If you’re in or approaching retirement, the best protection against unwanted unretirement is comprehensive planning that accounts for inflation, healthcare costs, and a realistic assessment of your actual spending patterns. Equally important is building a retirement vision that includes some form of engagement—whether that’s part-time work, consulting, volunteer roles, or other meaningful activity. This approach doesn’t just protect your finances; it protects your sense of purpose and identity. Unretiring by choice, with structure and intention, can be far more rewarding than either full-time work or complete retirement alone.

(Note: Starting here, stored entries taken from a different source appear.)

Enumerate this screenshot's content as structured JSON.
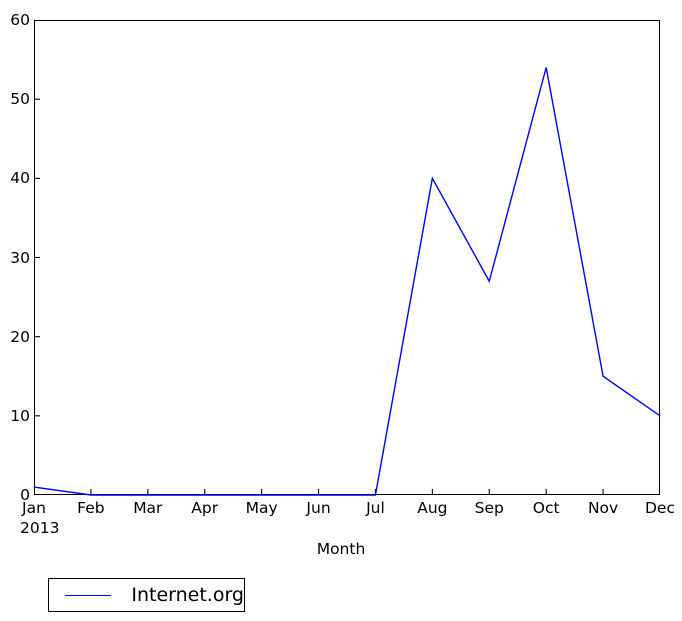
{
  "chart_data": {
    "type": "line",
    "title": "",
    "xlabel": "Month",
    "ylabel": "",
    "categories": [
      "Jan",
      "Feb",
      "Mar",
      "Apr",
      "May",
      "Jun",
      "Jul",
      "Aug",
      "Sep",
      "Oct",
      "Nov",
      "Dec"
    ],
    "x_sublabel": "2013",
    "series": [
      {
        "name": "Internet.org",
        "color": "#0000ff",
        "values": [
          1,
          0,
          0,
          0,
          0,
          0,
          0,
          40,
          27,
          54,
          15,
          10
        ]
      }
    ],
    "ylim": [
      0,
      60
    ],
    "yticks": [
      0,
      10,
      20,
      30,
      40,
      50,
      60
    ],
    "ytick_labels": [
      "0",
      "10",
      "20",
      "30",
      "40",
      "50",
      "60"
    ],
    "grid": false,
    "legend_position": "below-left",
    "line_color": "#0000ff",
    "axis_color": "#000000",
    "background": "#ffffff"
  },
  "legend": {
    "entries": [
      {
        "label": "Internet.org",
        "color": "#0000ff"
      }
    ]
  }
}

Frequently Asked Questions

At what age do most people start unretiring?

Unretiring happens across a wide age range, from people in their early 60s to those in their late 70s. Most commonly, it occurs between ages 65-72, often triggered by health insurance transitions, Social Security timing considerations, or the realization that spending assumptions didn’t match reality after a few years of retirement.

Is unretiring more common now than in the past?

Yes. Longer lifespans, the decline of pension plans, rising healthcare costs, and the availability of flexible and remote work have all made unretiring more common and more feasible. Surveys suggest that over 30 percent of recent retirees have considered returning to work, compared to lower rates in previous decades.

Will unretiring delay my Social Security benefits?

Unretiring itself doesn’t affect Social Security if you’ve already claimed. However, if you’re considering returning to work before claiming, you can strategically delay Social Security to increase lifetime benefits. If you claim before full retirement age and earn above a certain threshold ($23,400 in 2024), your benefits are reduced.

How much part-time income do I need to make unretiring worthwhile?

This depends entirely on your financial situation. Even $500-$1,000 monthly can significantly extend a retirement timeline through lower withdrawal rates from savings. However, you should consult a financial advisor to determine what income level addresses your specific shortfall while accounting for taxes and healthcare implications.

Can I unretire and still claim Medicare?

Yes. Once you’re eligible for Medicare at 65, your eligibility doesn’t change based on whether you’re working. However, if you have employer health coverage through unretirement work, you may want to evaluate whether to use that or Medicare, as it affects your overall costs and coverage.

What should I tell potential employers about the gap in my resume?

Be straightforward. Employers increasingly expect to see retirement gaps, and many are actively seeking older workers for flexible or part-time roles. Frame it honestly: “I retired in [year], and I’m now looking for part-time/flexible work that fits my lifestyle,” rather than hiding the gap.